I bet the poll results would be very different if it was phrased this way.
What links here?
- Ten variations on red-pill-blue-pill by Richard_Kennaway (Aug 19, 2023, 4:34 PM; 23 points)
- Richard_Kennaway's comment on A short calculation about a Twitter poll by Ege Erdil (Aug 17, 2023, 8:39 PM; 2 points)

arabaga Apr 26, 2023, 7:37 PM
7 points
6
in reply to: dsj’s comment on: Can we evaluate the “tool versus agent” AGI prediction?
Does anyone doubt that, with at most a few very incremental technological steps from today, one could train a multimodal, embodied large language model (“RobotGPT”), to which you could say, “please fill up the cauldron”, and it would just do it, using a reasonable amount of common sense in the process — not flooding the room, not killing anyone or going to any other extreme lengths, and stopping if asked?
Indeed, isn’t PaLM-SayCan an early example of this?

arabaga Sep 16, 2022, 10:48 AM
2 points
1
in reply to: ESRogs’s comment on: How should DeepMind’s Chinchilla revise our AI forecasts?
To be precise, Alphabet owns DeepMind.
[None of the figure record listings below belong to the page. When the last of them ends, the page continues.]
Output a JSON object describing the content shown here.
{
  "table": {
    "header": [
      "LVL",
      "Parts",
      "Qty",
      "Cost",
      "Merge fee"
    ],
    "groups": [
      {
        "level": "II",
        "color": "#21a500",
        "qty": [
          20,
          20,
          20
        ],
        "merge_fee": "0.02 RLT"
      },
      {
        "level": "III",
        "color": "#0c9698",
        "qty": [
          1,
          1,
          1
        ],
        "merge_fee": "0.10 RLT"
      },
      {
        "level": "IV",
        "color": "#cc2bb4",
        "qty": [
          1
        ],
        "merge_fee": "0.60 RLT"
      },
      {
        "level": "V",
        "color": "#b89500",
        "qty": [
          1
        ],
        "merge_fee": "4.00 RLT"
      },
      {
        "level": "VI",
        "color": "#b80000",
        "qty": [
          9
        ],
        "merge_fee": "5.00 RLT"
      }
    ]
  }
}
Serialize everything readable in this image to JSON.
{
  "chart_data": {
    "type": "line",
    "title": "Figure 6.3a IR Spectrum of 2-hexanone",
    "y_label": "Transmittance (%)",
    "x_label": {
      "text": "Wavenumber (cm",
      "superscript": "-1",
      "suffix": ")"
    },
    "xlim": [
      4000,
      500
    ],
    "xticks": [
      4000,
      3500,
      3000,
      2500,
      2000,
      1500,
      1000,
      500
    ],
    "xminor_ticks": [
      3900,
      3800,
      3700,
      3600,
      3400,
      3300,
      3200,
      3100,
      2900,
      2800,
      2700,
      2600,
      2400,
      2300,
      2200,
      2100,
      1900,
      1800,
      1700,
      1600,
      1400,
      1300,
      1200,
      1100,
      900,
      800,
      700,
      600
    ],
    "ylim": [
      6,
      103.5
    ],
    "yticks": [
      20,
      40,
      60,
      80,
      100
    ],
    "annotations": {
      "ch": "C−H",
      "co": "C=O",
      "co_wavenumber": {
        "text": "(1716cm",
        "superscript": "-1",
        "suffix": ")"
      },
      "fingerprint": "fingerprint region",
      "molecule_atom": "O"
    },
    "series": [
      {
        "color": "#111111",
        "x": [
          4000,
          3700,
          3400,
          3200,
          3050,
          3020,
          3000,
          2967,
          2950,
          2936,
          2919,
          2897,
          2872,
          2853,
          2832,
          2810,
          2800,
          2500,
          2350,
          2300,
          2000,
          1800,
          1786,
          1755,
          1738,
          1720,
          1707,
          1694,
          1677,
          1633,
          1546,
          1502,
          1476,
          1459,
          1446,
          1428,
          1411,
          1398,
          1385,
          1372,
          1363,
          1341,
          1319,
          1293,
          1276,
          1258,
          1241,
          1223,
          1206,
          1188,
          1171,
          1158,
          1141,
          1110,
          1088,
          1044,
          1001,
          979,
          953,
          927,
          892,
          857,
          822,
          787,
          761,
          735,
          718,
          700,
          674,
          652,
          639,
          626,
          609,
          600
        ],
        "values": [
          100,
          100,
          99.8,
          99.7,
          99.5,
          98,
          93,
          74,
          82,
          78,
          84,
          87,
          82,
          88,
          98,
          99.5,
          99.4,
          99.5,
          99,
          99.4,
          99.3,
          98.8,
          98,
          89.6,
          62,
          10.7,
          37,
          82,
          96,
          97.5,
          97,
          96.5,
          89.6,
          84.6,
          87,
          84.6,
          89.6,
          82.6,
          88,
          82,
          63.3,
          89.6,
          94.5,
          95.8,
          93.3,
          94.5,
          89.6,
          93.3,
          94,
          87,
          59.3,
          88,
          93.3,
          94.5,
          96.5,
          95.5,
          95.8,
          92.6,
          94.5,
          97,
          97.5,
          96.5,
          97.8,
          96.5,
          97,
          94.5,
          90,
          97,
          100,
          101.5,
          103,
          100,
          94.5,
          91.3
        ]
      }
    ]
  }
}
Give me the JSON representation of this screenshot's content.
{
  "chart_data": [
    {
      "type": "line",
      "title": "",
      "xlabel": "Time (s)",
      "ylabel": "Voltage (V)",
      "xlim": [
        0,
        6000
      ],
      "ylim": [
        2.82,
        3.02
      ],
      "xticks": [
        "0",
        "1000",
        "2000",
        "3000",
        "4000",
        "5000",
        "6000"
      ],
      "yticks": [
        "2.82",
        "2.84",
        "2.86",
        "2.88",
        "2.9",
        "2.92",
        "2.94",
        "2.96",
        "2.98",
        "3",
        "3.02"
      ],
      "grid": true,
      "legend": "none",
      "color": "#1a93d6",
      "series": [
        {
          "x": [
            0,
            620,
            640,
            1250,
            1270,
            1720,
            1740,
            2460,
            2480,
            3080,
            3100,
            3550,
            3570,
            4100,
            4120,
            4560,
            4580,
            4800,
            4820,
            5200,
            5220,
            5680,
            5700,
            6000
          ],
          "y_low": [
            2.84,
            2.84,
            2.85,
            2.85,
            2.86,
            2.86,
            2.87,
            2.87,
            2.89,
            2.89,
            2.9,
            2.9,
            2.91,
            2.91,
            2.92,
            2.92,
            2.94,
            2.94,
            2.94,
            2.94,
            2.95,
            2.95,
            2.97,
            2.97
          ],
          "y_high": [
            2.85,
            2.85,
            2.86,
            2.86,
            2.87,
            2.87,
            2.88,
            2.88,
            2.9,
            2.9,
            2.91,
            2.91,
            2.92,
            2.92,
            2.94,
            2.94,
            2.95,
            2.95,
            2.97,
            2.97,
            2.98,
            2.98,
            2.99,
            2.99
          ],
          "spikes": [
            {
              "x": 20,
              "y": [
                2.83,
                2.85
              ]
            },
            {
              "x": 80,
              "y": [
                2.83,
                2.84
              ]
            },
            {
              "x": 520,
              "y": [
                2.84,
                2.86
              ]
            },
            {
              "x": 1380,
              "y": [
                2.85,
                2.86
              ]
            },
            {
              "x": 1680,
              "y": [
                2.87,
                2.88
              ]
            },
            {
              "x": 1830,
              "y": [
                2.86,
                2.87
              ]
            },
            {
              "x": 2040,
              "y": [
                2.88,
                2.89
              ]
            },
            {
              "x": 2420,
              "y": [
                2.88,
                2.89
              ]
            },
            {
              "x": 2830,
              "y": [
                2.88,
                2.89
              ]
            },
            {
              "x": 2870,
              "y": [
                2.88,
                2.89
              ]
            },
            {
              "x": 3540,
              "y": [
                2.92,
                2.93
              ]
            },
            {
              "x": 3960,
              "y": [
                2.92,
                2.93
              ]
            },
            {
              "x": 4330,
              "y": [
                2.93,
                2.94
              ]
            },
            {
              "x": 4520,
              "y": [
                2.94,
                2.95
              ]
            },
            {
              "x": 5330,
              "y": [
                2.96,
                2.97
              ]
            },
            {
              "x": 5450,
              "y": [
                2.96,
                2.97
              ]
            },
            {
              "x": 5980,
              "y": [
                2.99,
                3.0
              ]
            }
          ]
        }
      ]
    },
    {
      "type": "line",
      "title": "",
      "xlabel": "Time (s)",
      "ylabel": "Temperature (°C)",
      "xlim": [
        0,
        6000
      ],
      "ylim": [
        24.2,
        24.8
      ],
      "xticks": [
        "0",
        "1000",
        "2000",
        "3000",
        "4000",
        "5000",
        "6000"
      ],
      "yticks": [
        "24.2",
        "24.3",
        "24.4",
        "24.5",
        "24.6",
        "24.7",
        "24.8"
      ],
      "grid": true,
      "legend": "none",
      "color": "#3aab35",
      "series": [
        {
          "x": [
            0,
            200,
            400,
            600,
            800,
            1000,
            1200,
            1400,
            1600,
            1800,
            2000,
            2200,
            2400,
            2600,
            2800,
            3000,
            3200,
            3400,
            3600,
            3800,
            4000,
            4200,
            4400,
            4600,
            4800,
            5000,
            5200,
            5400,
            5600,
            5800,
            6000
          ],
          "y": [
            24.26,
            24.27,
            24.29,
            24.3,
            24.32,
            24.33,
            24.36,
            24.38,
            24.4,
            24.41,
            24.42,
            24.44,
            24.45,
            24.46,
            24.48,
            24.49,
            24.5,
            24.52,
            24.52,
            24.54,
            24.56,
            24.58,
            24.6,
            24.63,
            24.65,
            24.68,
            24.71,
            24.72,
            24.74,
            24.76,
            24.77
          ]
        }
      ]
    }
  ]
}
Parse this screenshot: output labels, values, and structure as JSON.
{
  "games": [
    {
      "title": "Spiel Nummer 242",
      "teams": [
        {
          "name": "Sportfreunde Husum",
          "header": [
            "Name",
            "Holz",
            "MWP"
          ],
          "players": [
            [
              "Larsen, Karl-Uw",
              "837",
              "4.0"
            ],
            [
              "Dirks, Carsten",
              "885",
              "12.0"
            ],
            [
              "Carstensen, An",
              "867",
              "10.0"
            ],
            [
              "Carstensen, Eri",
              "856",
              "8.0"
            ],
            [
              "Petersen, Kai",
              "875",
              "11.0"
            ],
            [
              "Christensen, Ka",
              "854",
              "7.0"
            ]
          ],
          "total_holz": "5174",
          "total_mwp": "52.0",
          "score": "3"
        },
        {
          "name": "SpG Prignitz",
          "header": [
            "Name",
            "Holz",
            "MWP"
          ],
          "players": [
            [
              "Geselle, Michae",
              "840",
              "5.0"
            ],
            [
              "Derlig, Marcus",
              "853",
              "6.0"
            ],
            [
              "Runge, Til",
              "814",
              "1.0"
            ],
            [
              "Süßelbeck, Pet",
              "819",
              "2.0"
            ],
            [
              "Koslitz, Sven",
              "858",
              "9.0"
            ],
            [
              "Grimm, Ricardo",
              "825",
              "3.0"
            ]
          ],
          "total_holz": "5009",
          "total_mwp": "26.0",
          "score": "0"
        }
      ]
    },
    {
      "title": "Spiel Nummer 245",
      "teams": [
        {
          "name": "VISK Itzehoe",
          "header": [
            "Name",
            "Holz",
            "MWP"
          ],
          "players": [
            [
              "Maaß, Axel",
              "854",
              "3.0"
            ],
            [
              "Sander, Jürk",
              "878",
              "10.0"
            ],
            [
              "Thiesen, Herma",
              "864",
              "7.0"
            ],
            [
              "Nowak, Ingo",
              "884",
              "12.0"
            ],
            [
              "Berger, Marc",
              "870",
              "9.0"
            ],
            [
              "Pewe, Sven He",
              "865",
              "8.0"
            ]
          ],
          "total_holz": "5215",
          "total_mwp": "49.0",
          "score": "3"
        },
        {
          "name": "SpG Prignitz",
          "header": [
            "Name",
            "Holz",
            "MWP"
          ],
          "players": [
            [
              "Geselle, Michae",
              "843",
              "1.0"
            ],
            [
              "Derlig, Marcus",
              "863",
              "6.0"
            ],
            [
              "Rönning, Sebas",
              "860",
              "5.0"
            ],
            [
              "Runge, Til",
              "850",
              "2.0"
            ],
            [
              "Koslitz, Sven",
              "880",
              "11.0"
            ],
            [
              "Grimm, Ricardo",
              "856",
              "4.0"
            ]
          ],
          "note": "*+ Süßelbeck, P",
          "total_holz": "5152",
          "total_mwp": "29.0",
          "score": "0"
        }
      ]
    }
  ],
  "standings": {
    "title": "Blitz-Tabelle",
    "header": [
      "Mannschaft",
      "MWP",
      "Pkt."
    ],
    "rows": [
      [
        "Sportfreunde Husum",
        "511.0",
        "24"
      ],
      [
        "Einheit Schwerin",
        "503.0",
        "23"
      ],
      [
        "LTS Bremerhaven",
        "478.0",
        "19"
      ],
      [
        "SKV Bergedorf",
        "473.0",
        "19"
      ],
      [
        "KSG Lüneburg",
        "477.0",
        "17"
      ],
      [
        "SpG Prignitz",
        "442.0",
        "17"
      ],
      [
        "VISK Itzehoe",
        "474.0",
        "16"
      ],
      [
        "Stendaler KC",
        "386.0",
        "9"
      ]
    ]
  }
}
Google and DeepMind are sister companies.

So it’s possible for something to benefit Google without benefiting DeepMind, or vice versa.

arabaga Aug 25, 2022, 7:28 PM
0 points
3
in reply to: Viliam’s comment on: [Review] The Problem of Political Authority by Michael Huemer
“A scenario where a group of human thugs [rips and devours your entire family] is still okay-ish in some sense, because no state was involved; at least you have avoided the horrors of non-consensual taxation!”

Sorry, this doesn’t pass the ITT.

arabaga Aug 25, 2022, 7:26 PM
−1 points
−1
in reply to: deepthoughtlife’s comment on: [Review] The Problem of Political Authority by Michael Huemer
Yes, anarcho-capitalists accept that ~everyone will hire a security agency. This isn’t a refutation of anarchism.

The point is that security agencies have incentive to compete on quality, whereas current governments don’t (as much), so the quality of security agencies would be higher than the quality of governments today.